Click here to view a recording of this seminar

Abstract: Estimating non-linear hierarchical models can be computationally burdensome in the presence of large datasets and many non-nested random effects. Popular inferential techniques may take hours to fit even relatively straightforward models. This paper provides two contributions to scalable and accurate inference. First, I propose a new mean-field algorithm for estimating logistic hierarchical models with an arbitrary number of non-nested random effects. Second, I propose "marginally augmented variational Bayes" (MAVB) that further improves the initial approximation through a post processing step. I show that MAVB provides a guaranteed improvement in the approximation quality at low computational cost and induces dependencies that were assumed away by the initial factorization assumptions. I apply these techniques to a study of voter behavior. Existing estimation took hours whereas the algorithms proposed run in minutes. The posterior means are well-recovered even under strong factorization assumptions. Applying MAVB further improves the approximation by partially correcting the under-estimated variance. The proposed methodology is implemented in an open source software package.
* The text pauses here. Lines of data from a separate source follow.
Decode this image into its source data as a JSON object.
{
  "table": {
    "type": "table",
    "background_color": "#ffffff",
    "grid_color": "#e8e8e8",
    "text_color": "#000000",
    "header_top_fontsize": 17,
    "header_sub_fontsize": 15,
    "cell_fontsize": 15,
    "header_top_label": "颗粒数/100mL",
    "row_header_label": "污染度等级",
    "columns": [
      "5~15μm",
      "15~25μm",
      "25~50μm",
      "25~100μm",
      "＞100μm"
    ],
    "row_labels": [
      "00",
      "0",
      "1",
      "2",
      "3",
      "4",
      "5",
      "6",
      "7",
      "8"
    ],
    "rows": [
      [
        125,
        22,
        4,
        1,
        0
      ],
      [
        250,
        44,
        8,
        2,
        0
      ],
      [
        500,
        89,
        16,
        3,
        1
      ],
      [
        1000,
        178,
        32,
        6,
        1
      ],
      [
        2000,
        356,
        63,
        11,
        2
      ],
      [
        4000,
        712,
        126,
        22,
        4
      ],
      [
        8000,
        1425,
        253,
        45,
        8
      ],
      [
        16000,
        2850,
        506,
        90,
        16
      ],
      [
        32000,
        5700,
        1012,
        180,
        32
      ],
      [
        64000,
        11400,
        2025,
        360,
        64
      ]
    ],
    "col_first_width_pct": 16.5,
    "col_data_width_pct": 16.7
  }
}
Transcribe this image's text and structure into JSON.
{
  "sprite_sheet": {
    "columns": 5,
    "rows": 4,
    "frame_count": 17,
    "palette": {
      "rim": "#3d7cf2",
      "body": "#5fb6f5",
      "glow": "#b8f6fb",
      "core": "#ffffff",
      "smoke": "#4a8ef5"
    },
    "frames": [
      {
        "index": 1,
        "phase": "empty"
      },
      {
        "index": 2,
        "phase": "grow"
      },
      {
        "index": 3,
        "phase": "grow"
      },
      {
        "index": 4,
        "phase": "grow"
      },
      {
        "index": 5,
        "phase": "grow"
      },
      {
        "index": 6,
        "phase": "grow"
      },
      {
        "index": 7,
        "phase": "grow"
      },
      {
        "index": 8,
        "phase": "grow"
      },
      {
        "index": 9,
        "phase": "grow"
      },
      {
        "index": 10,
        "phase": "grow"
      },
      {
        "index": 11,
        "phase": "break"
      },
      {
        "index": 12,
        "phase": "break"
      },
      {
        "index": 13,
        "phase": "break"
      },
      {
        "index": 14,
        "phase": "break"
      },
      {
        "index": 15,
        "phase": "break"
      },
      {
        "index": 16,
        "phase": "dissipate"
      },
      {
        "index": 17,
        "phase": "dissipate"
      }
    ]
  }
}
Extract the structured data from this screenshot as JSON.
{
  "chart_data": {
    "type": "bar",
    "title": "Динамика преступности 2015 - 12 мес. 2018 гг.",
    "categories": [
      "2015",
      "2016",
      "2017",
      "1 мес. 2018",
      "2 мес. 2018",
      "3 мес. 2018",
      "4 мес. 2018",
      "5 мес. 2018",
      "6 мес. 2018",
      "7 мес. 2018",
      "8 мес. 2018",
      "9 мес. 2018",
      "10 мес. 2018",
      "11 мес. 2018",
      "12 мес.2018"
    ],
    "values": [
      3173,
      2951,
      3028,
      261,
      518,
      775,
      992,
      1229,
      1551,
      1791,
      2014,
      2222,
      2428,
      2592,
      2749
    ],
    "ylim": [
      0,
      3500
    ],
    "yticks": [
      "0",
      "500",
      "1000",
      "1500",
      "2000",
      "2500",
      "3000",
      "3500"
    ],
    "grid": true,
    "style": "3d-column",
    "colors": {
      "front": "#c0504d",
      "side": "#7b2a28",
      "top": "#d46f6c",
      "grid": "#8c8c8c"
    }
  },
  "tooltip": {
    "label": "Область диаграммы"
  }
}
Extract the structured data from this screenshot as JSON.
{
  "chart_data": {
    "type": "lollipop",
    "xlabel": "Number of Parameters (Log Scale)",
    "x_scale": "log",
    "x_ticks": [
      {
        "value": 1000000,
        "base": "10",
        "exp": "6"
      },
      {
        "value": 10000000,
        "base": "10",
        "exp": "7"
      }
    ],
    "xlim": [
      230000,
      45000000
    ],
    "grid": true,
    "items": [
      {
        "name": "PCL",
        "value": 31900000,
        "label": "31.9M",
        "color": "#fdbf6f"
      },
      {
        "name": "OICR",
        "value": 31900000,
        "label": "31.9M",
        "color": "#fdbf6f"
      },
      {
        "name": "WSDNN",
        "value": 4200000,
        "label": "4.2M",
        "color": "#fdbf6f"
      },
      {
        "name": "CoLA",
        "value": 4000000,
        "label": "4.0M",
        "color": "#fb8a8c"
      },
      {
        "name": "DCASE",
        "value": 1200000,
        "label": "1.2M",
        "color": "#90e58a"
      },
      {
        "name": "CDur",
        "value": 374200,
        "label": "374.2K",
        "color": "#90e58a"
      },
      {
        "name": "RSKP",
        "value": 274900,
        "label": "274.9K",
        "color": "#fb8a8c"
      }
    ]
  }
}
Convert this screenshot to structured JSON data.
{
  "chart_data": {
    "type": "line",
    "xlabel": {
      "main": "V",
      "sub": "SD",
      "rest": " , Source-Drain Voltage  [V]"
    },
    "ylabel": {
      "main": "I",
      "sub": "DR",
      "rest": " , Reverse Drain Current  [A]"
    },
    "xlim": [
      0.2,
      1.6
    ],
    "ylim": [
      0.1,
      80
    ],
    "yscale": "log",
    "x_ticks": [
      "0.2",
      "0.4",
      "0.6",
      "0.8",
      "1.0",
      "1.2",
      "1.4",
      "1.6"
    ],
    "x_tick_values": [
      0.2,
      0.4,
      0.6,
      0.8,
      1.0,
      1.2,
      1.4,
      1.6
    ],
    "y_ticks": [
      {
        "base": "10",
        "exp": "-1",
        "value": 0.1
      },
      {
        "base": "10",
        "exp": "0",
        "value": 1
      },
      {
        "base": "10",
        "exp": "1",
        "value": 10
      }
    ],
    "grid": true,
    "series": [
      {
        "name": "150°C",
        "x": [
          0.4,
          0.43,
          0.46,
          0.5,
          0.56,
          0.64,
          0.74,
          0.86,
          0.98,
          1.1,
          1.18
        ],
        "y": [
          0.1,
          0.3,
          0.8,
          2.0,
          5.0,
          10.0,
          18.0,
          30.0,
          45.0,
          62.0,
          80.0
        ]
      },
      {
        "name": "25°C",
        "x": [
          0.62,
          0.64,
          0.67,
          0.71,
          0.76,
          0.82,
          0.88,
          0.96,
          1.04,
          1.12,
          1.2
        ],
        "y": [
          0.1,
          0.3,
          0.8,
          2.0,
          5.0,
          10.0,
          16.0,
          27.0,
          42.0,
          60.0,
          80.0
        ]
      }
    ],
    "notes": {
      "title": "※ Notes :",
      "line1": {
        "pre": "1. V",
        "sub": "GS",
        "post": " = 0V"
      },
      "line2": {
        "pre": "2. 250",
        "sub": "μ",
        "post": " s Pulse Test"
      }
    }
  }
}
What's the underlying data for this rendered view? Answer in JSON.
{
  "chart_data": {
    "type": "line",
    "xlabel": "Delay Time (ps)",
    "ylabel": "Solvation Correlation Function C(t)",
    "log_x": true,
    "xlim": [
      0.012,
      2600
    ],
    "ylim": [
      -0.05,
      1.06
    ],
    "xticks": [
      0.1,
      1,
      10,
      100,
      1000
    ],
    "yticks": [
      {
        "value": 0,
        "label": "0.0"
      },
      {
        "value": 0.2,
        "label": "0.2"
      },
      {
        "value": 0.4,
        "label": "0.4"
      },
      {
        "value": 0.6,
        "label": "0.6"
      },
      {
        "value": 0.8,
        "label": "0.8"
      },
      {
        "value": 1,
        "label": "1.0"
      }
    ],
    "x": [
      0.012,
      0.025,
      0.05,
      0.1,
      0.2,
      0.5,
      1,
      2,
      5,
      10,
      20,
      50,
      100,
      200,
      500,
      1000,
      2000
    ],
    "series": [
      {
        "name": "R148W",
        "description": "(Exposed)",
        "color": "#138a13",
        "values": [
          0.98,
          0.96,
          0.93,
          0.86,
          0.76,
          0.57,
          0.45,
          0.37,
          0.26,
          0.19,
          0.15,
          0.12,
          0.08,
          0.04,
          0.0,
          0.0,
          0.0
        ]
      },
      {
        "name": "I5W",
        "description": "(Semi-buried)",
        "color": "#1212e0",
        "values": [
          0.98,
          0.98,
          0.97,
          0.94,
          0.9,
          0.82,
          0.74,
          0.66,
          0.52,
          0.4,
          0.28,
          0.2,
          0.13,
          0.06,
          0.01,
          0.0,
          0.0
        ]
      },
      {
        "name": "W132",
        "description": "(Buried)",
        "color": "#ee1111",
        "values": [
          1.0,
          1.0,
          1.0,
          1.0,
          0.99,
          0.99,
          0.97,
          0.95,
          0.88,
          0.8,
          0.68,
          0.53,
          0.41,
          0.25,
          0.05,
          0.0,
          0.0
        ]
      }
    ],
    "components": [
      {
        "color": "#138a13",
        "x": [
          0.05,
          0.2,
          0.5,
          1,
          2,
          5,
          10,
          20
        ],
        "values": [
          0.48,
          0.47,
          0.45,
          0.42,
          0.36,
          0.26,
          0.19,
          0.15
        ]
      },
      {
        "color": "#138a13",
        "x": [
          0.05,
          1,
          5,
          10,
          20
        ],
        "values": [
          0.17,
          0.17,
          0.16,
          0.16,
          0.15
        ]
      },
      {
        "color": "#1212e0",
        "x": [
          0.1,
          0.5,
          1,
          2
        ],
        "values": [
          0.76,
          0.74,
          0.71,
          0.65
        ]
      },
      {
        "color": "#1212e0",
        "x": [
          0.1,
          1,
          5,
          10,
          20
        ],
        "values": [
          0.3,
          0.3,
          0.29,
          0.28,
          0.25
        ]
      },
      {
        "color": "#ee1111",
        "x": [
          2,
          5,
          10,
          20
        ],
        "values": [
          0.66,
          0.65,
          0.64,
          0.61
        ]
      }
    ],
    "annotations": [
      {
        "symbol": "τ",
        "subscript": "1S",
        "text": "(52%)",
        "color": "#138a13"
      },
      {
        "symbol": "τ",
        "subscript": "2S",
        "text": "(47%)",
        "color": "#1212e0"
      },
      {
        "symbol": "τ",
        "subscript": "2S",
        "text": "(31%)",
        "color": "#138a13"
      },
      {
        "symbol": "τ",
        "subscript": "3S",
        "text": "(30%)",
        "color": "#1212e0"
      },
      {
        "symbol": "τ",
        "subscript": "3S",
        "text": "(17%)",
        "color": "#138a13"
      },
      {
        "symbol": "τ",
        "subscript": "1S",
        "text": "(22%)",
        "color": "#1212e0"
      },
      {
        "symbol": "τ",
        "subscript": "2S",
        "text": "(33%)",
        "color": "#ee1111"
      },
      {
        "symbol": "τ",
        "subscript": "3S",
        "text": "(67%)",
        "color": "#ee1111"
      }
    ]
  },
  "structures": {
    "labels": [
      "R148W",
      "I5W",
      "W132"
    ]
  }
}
## Tuesday, November 17, 2020 at 3:30 PM

### Jiebiao Wang, Assistant Professor of Biostatistics at Pitt

Click here to view a recording of this seminar

Title: Bayesian estimation of cell-type-specific gene expression for each tissue sample with prior derived from single-cell data

Abstract: When assessed over a large number of samples, bulk RNA sequencing provides reliable data for gene expression at the tissue level. Single-cell RNA sequencing (scRNA-seq) deepens those analyses by evaluating gene expression in each cell. Both data types lend insights into disease etiology. With current technologies, however, scRNA-seq data are known to be noisy. Moreover, constrained by costs, scRNA-seq data are typically generated from a relatively small number of samples, which limits their utility for some analyses, such as identification of gene expression quantitative trait loci (eQTLs). To address these issues while maintaining the unique advantages of each data type, we develop a Bayesian method (bMIND) to integrate bulk and scRNA-seq data. With a prior derived from scRNA-seq data, we propose to estimate sample-level cell-type-specific (CTS) expression from bulk expression data. The CTS expression enables large-scale sample-level downstream analyses, such as detecting CTS differentially expressed genes (DEGs), CTS eQTLs, and CTS networks. Through simulations, we demonstrate that bMIND improves the accuracy of sample-level CTS expression estimates and power to discover CTS-DEGs when compared to existing methods. To further our understanding of two complex phenotypes, autism and Alzheimer’s disease, we apply bMIND to gene expression data of relevant brain tissue to identify CTS-DEGs. Our results complement findings for CTS-DEGs obtained from scRNA-seq studies, replicating certain DEGs in specific cell types while nominating other novel genes in those cell types. Finally, we calculate CTS-eQTLs for eleven brain regions by analyzing the GTEx V8 genotype and gene expression data, creating a new resource for biological insights.